Gifts to political parties with either 2 MPs or 1 MP and at least 150,000 votes in a general election are also free from IHT.
Gifts to charities, museums, community amateur sports clubs and universities are not liable for IHT.
Speak to us about IHT planning and gifts.
Giving away your home
Perhaps the ultimate gift that can be given is a place to live and the security it provides. Homes are treated like any other gifts and the 7-year rule applies.
However, there are different criteria to meet if you give the home away and then continue to live in it.
The home won’t be included in the value of the estate provided that the original owner:
- lived in the house for at least 7 years
- paid rent at the market rate
- paid their share of the bills.
The 7-year rule applies if the original owner dies within 7 years.
In other circumstances, different rules apply. This area of IHT is complicated so you should seek professional advice about your particular situation before giving property away.
We can advise on gifts of property and your circumstances.

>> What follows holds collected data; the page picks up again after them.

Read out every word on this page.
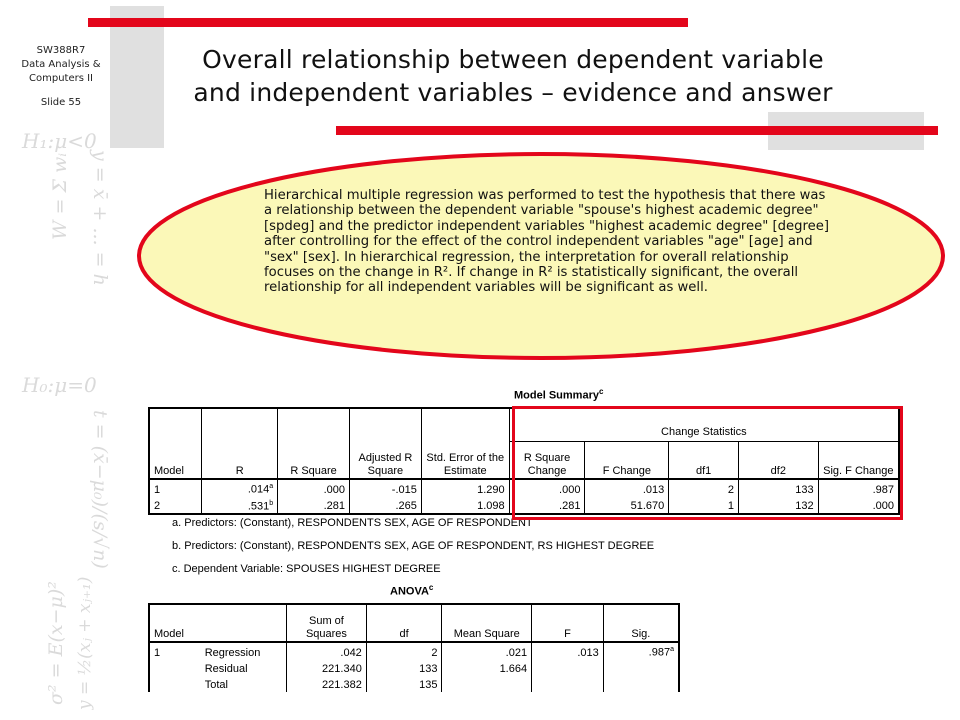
H₁:μ<0
H₀:μ=0
y = x̄ + ... = h
W = Σ wᵢ
t = (x̄−μ₀)/(s/√n)
σ² = E(x−μ)² y = ½(xⱼ + xⱼ₊₁)
SW388R7
Data Analysis &
Computers II
Slide 55
Overall relationship between dependent variable
and independent variables – evidence and answer
Hierarchical multiple regression was performed to test the hypothesis that there was a relationship between the dependent variable "spouse's highest academic degree" [spdeg] and the predictor independent variables "highest academic degree" [degree] after controlling for the effect of the control independent variables "age" [age] and "sex" [sex]. In hierarchical regression, the interpretation for overall relationship focuses on the change in R². If change in R² is statistically significant, the overall relationship for all independent variables will be significant as well.
Model Summary$^c$
					Change Statistics				
Model	R	R Square	Adjusted R Square	Std. Error of the Estimate	R Square Change	F Change	df1	df2	Sig. F Change
1	.014$^a$	.000	-.015	1.290	.000	.013	2	133	.987
2	.531$^b$	.281	.265	1.098	.281	51.670	1	132	.000
a. Predictors: (Constant), RESPONDENTS SEX, AGE OF RESPONDENT
b. Predictors: (Constant), RESPONDENTS SEX, AGE OF RESPONDENT, RS HIGHEST DEGREE
c. Dependent Variable: SPOUSES HIGHEST DEGREE
ANOVA$^c$
Model		Sum of Squares	df	Mean Square	F	Sig.
1	Regression	.042	2	.021	.013	.987$^a$
	Residual	221.340	133	1.664		
	Total	221.382	135			
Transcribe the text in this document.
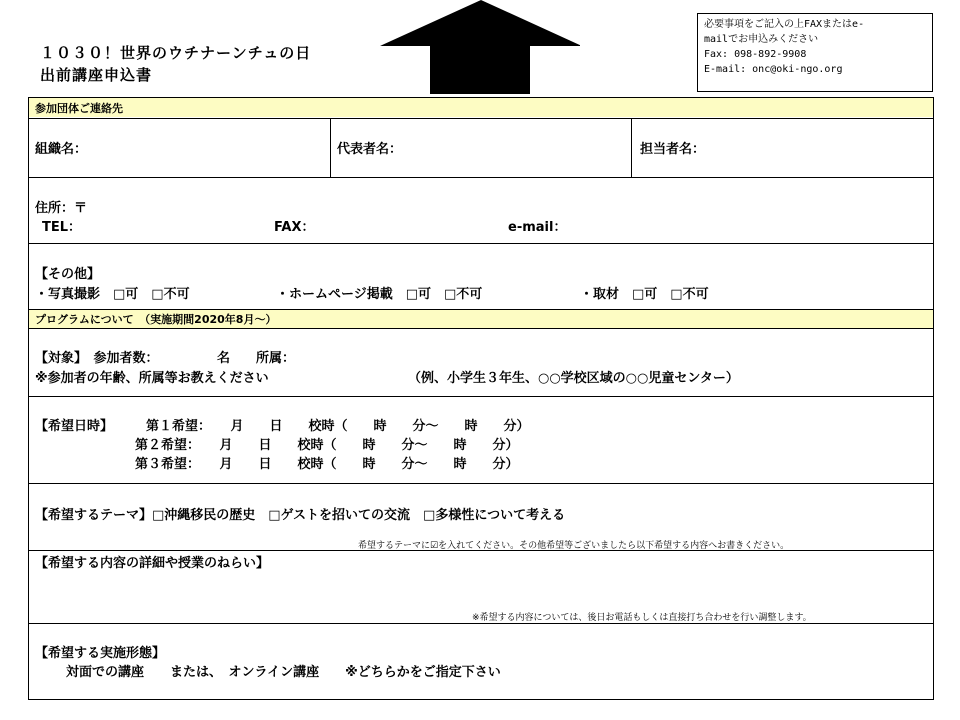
１０３０！世界のウチナーンチュの日
出前講座申込書
必要事項をご記入の上FAXまたはe-
mailでお申込みください
Fax: 098-892-9908
E-mail: onc@oki-ngo.org
参加団体ご連絡先
組織名：	代表者名：	担当者名：
住所：〒
TEL：	FAX：	e-mail：
【その他】
・写真撮影　□可　□不可	・ホームページ掲載　□可　□不可	・取材　□可　□不可
プログラムについて　（実施期間2020年8月～）
【対象】　参加者数：　　　　　名　　所属：
※参加者の年齢、所属等お教えください	（例、小学生３年生、○○学校区域の○○児童センター）
【希望日時】	第１希望：　　月　　日　　校時（　　時　　分～　　時　　分）
第２希望：　　月　　日　　校時（　　時　　分～　　時　　分）
第３希望：　　月　　日　　校時（　　時　　分～　　時　　分）
【希望するテーマ】□沖縄移民の歴史　□ゲストを招いての交流　□多様性について考える
希望するテーマに☑を入れてください。その他希望等ございましたら以下希望する内容へお書きください。
【希望する内容の詳細や授業のねらい】
※希望する内容については、後日お電話もしくは直接打ち合わせを行い調整します。
【希望する実施形態】
対面での講座　　または、　オンライン講座　　※どちらかをご指定下さい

Keeping a record of gifts will help your executor and HMRC calculate which how much of your estate (if any) is liable for IHT. Information to include:
- what you gave
- how much the gift is worth
- the recipient
- the date you gave it.
Creating a gifting strategy
Although it is tempting to transfer assets out of your estate in order to minimise IHT, you shouldn’t take risks with your financial stability. Ensuring that you are financially secure, particularly in retirement, should be a priority.
Once you have made the gift you no longer have control over the asset in question, so think carefully about the implications before making a decision.